The guidance is designed to help financial institutions:
- be aware of physical and transition risks posed by deforestation and their essential role in preventing and mitigating these risks
- be aware of incoming deforestation regulations and their potential implications for financial institutions
- identify and assess risk of exposure to deforestation, conversion and associated human rights abuses in their portfolios
- prevent and mitigate risks; monitor and remediate adverse impacts
- track, report and disclose for accountability.
It provides a clear timetable for action designed to enable financial institutions to address the challenge as early as 2025.
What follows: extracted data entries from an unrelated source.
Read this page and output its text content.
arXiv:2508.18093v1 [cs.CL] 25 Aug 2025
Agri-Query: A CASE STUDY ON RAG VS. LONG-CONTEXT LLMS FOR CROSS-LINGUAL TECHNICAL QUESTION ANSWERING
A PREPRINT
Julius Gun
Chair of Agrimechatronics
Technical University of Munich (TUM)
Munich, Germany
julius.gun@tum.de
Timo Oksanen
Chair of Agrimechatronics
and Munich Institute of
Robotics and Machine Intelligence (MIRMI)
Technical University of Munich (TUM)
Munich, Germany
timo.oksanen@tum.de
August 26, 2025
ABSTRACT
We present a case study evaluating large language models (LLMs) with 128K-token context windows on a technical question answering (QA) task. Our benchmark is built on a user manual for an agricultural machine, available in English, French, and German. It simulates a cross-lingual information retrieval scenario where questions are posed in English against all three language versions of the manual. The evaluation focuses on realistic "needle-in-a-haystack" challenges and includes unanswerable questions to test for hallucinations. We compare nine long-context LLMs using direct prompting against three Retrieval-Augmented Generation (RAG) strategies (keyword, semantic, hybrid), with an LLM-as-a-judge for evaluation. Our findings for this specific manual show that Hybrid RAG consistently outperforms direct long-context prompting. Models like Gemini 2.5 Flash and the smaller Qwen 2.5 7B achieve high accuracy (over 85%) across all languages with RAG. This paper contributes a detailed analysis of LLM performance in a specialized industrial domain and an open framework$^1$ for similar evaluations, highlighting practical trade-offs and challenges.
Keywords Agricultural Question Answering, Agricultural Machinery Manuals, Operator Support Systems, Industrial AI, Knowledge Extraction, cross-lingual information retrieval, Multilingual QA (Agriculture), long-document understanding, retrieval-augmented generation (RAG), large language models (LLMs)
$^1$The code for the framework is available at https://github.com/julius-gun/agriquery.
In Hot Money we set out the key actions that financial institutions should take immediately:
- Require the companies they fund to have clear policies and procedures to cut methane emissions, particularly those arising from agriculture (including Scope 3). Banks should include this requirement within their lending agreements.
- Demand that energy, meat and dairy companies publish quantified, independently verified, full methane emission disclosure (scope 1, 2, 3) by product line and geography, on a timely basis.
- Require funded meat and dairy companies to publish production data, by product line and geography, in their annual reports.
- Set an investment policy linked to quantitative, time-framed and science-based methane reduction targets. These need to extend to agriculture and in particular livestock and should be integrated into their net zero strategy.
- Report annually on their progress with respect to limiting methane emissions, including those from agriculture.
Stopping deforestation and halving methane emissions by 2030 are essential actions if we are to have any hope of meeting our interlinked climate, nature and development goals. This cannot happen unless the global food system is transformed and since we estimate that financial institutions currently provide funding worth USD 8.6 trillion to the global food system, they have a crucial role to play. With only seven years left to achieve these targets, action must be taken now.
1 ‘Deforestation’ is used here to indicate all forms of destructive land use change including the conversion of peatland and mangroves, as well as the deforestation of tropical and non-tropical forests.
2 Developed in partnership between Global Canopy, Neural Alpha and the Stockholm Environment Institute (SEI).